2. May I make appearances before the legislature?
Yes. The Legislature is not defined as a "state agency" within §73 of the Public Officers Law and, therefore, the post-employment restrictions do not apply to this former State employee.
3. If there is a joint hearing with the [Department] and the Governor, the executive agencies or the legislature would I be allowed to testify?
No, not within two years of termination from service. Any appearance by the individual, or attempt to submit testimony, at a joint hearing with the [Department] within two years of termination from service would run afoul of the two year ban. Such activity would constitute an appearance before the former employing State agency or its representatives. One must conclude that a joint hearing will lead to a joint finding or result. The "revolving door" provision, as the Attorney General has stated,
seeks to deal with the situation where a former State employee, soon after separation, deals with his former colleagues in their official capacities, and may receive special treatment or may create the impression in others that he enjoys the favor of his former colleagues. . . . Although a particular individual may not actually engage in wrongdoing, it is the potential for abuse that the statute addresses. (Attorney General Op. No.84 -F20.)Therefore, even where a joint hearing occurs, co-sponsored by another entity, before the [Department], the two year ban applies.
The lifetime ban also could apply to such a hearing, depending on the subject matter and the purpose of the hearing, regardless of the State officials or agencies involved. However, as stated before, the "revolving door" provisions do not apply to testifying before the Legislature only.
4. If I join or start a non-governmental entity, would that entity or any members of that entity be prohibited from appearing before [the Department]?
As long as the other individuals are not former [Department] employees and are not covered by the "revolving door" provisions of the Public Officers law, they could perform such activities. The entity per se is not governed by the revolving door provisions.

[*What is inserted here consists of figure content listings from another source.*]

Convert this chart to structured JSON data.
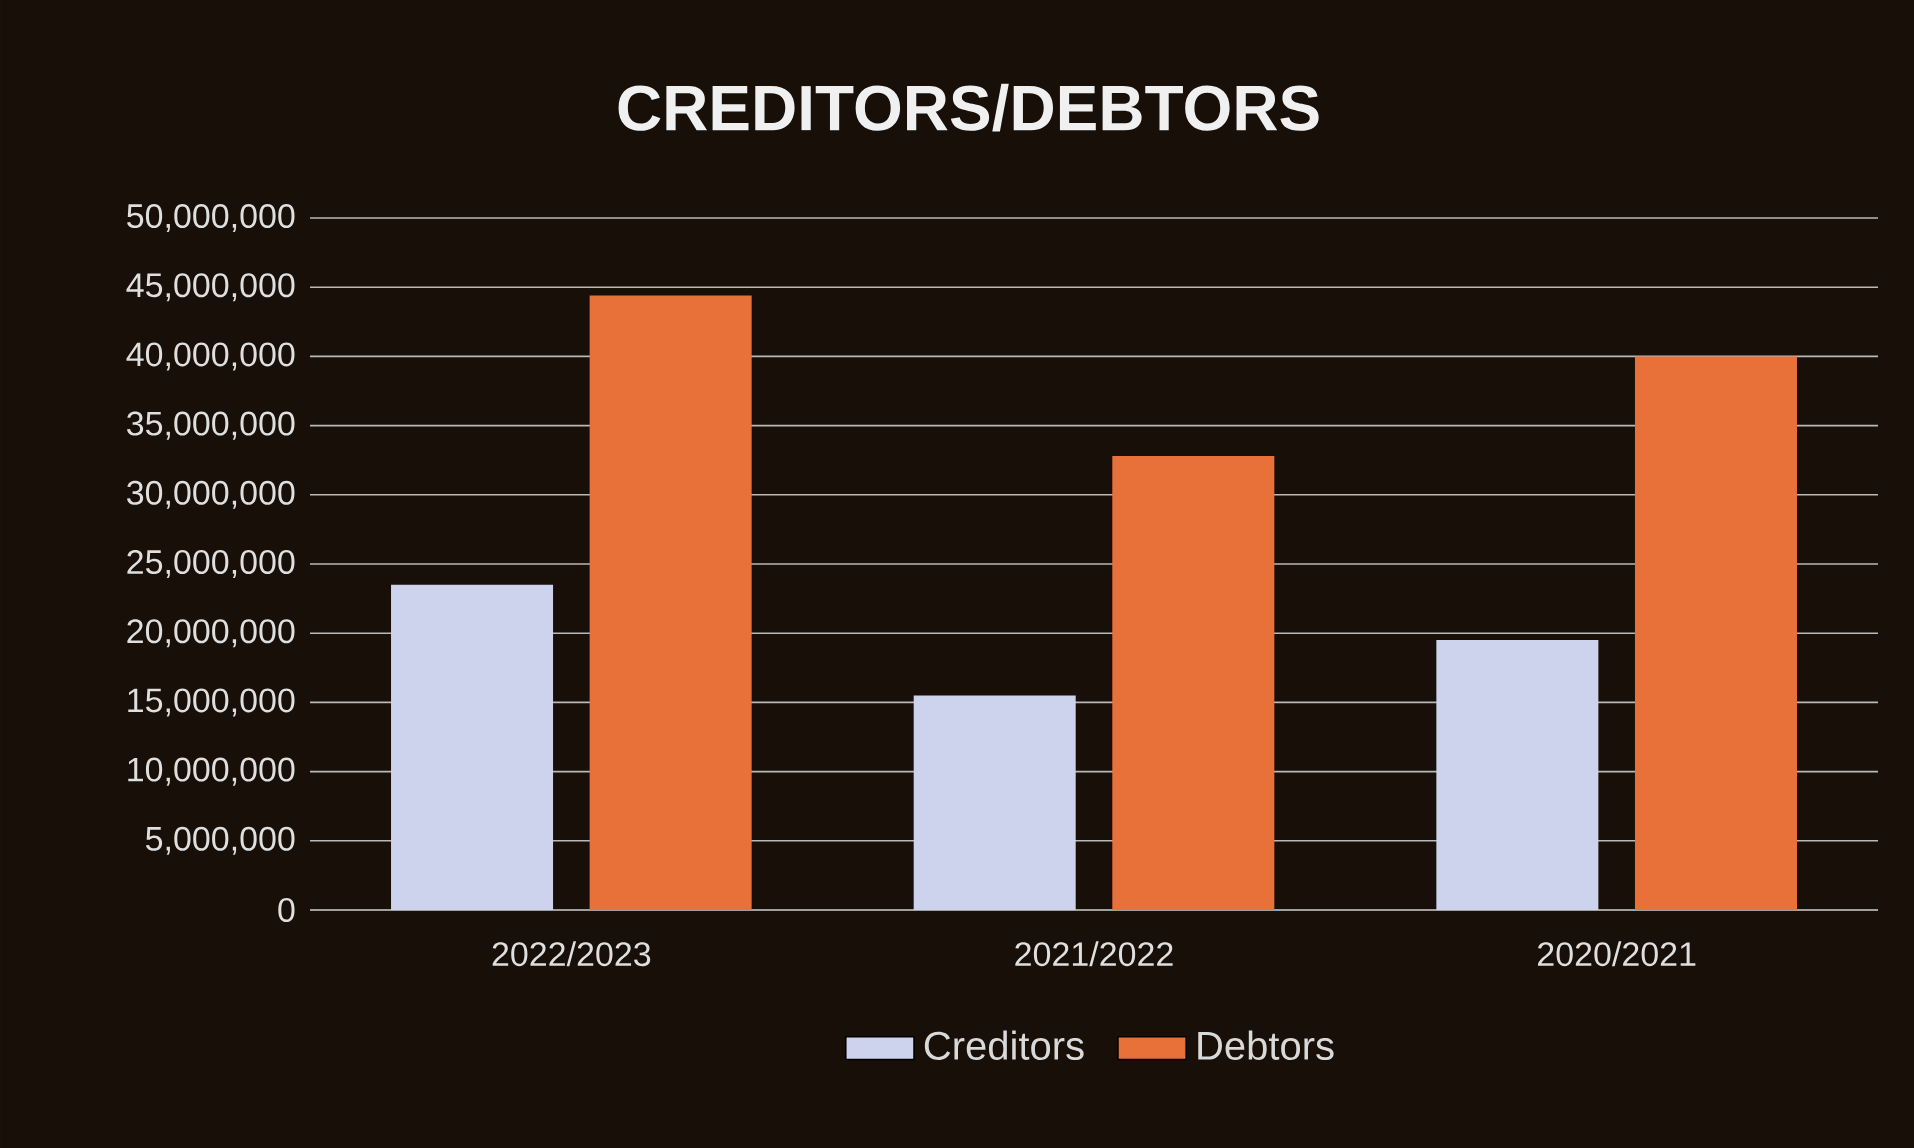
{
  "chart_data": {
    "type": "bar",
    "title": "CREDITORS/DEBTORS",
    "categories": [
      "2022/2023",
      "2021/2022",
      "2020/2021"
    ],
    "series": [
      {
        "name": "Creditors",
        "color": "#cdd3ec",
        "values": [
          23500000,
          15500000,
          19500000
        ]
      },
      {
        "name": "Debtors",
        "color": "#e8713a",
        "values": [
          44400000,
          32800000,
          40000000
        ]
      }
    ],
    "ylim": [
      0,
      50000000
    ],
    "yticks": [
      {
        "value": 0,
        "label": "0"
      },
      {
        "value": 5000000,
        "label": "5,000,000"
      },
      {
        "value": 10000000,
        "label": "10,000,000"
      },
      {
        "value": 15000000,
        "label": "15,000,000"
      },
      {
        "value": 20000000,
        "label": "20,000,000"
      },
      {
        "value": 25000000,
        "label": "25,000,000"
      },
      {
        "value": 30000000,
        "label": "30,000,000"
      },
      {
        "value": 35000000,
        "label": "35,000,000"
      },
      {
        "value": 40000000,
        "label": "40,000,000"
      },
      {
        "value": 45000000,
        "label": "45,000,000"
      },
      {
        "value": 50000000,
        "label": "50,000,000"
      }
    ],
    "grid": "y",
    "legend": "bottom"
  }
}
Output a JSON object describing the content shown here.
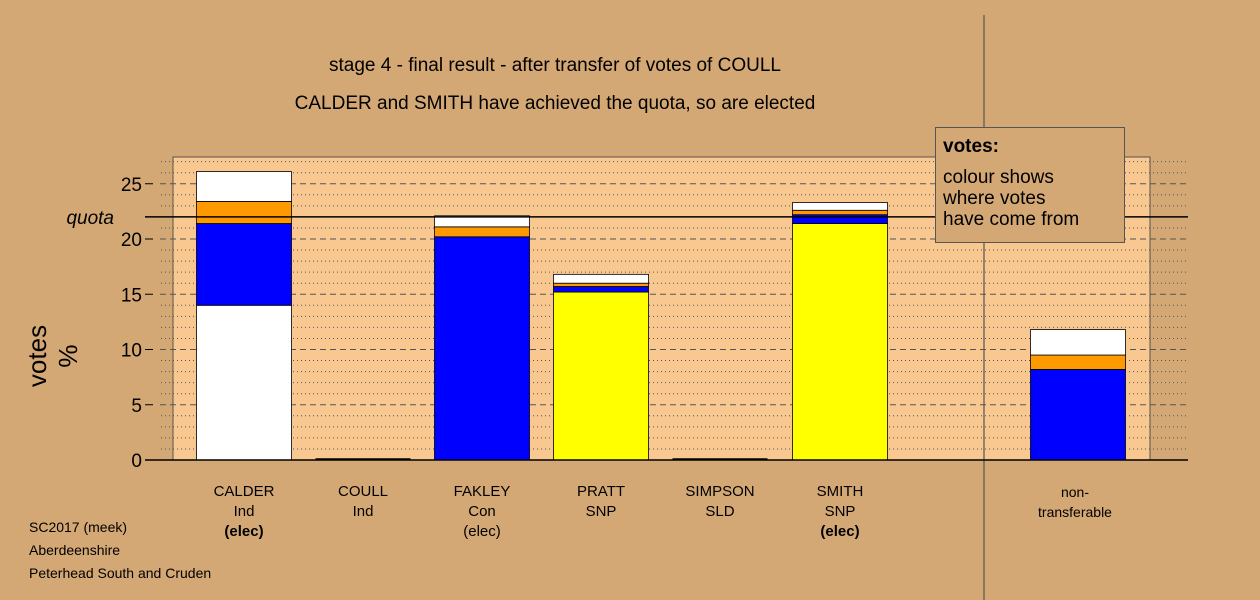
{
  "chart_data": {
    "type": "bar",
    "stacked": true,
    "title": "stage 4 - final result - after transfer of votes of COULL",
    "subtitle": "CALDER and SMITH have achieved the quota, so are elected",
    "ylabel": "votes %",
    "ylim": [
      0,
      27.5
    ],
    "yticks": [
      0,
      5,
      10,
      15,
      20,
      25
    ],
    "quota": 22.0,
    "quota_label": "quota",
    "grid": "dotted minor, dashed major",
    "categories": [
      {
        "name": "CALDER",
        "party": "Ind",
        "status": "(elec)",
        "status_bold": true
      },
      {
        "name": "COULL",
        "party": "Ind",
        "status": "",
        "status_bold": false
      },
      {
        "name": "FAKLEY",
        "party": "Con",
        "status": "(elec)",
        "status_bold": false
      },
      {
        "name": "PRATT",
        "party": "SNP",
        "status": "",
        "status_bold": false
      },
      {
        "name": "SIMPSON",
        "party": "SLD",
        "status": "",
        "status_bold": false
      },
      {
        "name": "SMITH",
        "party": "SNP",
        "status": "(elec)",
        "status_bold": true
      }
    ],
    "series": [
      {
        "color": "#ffffff",
        "values": [
          14.0,
          0,
          0,
          0,
          0,
          0
        ]
      },
      {
        "color": "#ffff00",
        "values": [
          0,
          0,
          0,
          15.2,
          0,
          21.4
        ]
      },
      {
        "color": "#0000ff",
        "values": [
          7.4,
          0,
          20.2,
          0.5,
          0,
          0.8
        ]
      },
      {
        "color": "#ff9900",
        "values": [
          2.0,
          0,
          0.9,
          0.3,
          0,
          0.4
        ]
      },
      {
        "color": "#ffffff",
        "values": [
          2.7,
          0,
          1.0,
          0.8,
          0,
          0.7
        ]
      }
    ],
    "non_transferable": {
      "label_line1": "non-",
      "label_line2": "transferable",
      "segments": [
        {
          "color": "#0000ff",
          "value": 8.2
        },
        {
          "color": "#ff9900",
          "value": 1.3
        },
        {
          "color": "#ffffff",
          "value": 2.3
        }
      ]
    }
  },
  "legend": {
    "title": "votes:",
    "line1": "colour shows",
    "line2": "where votes",
    "line3": "have come from"
  },
  "footer": {
    "line1": "SC2017 (meek)",
    "line2": "Aberdeenshire",
    "line3": "Peterhead South and Cruden"
  },
  "colors": {
    "background": "#d4a874",
    "plot_area": "#f8c890"
  }
}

In the event members or employees of the non-governmental entity appear or practice before the [Department], the individual may not perform any of the services for compensation which are used in any such appearance or practicing before the [Department].
If the entity, however, is so identified with the individual, for example, utilizes his name as its organizational name or he is the only principal, we would find that an appearance before the [Department] by such an organization would not be permitted for two years from termination from State service of the individual.2
This opinion, until and unless amended or revoked, is binding on the Commission in any subsequent proceeding concerning the individual who requested it and who acted in good faith, unless material facts were omitted or misstated by the individual in the request for an opinion.
Elizabeth D. Moore, Chair
Joseph J. Buderwitz, Jr.
Angelo A. Costanza
Robert B. McKay, Members
Dated: December 14, 1989
1. Subdivision 1(g) of §73 of the Public Officers Law defines "state agency" to mean any state department, or division, board, commission or bureau of any state department, any public benefit corporation, public authority or commission at least one of whose members is appointed by the governor, or the state university of New York or the city university of New York, including all their constituent units except community colleges and the independent institutions operating statutory or contract colleges on behalf of the state.
2. If the appearance before [head of the Department] or the [Department] is solely for a ministerial matter, then we would not find such a bar. A "ministerial matter", as defined in §73(1)(d) means "an administrative act carried out in a prescribed manner not allowing for substantial personal discretion."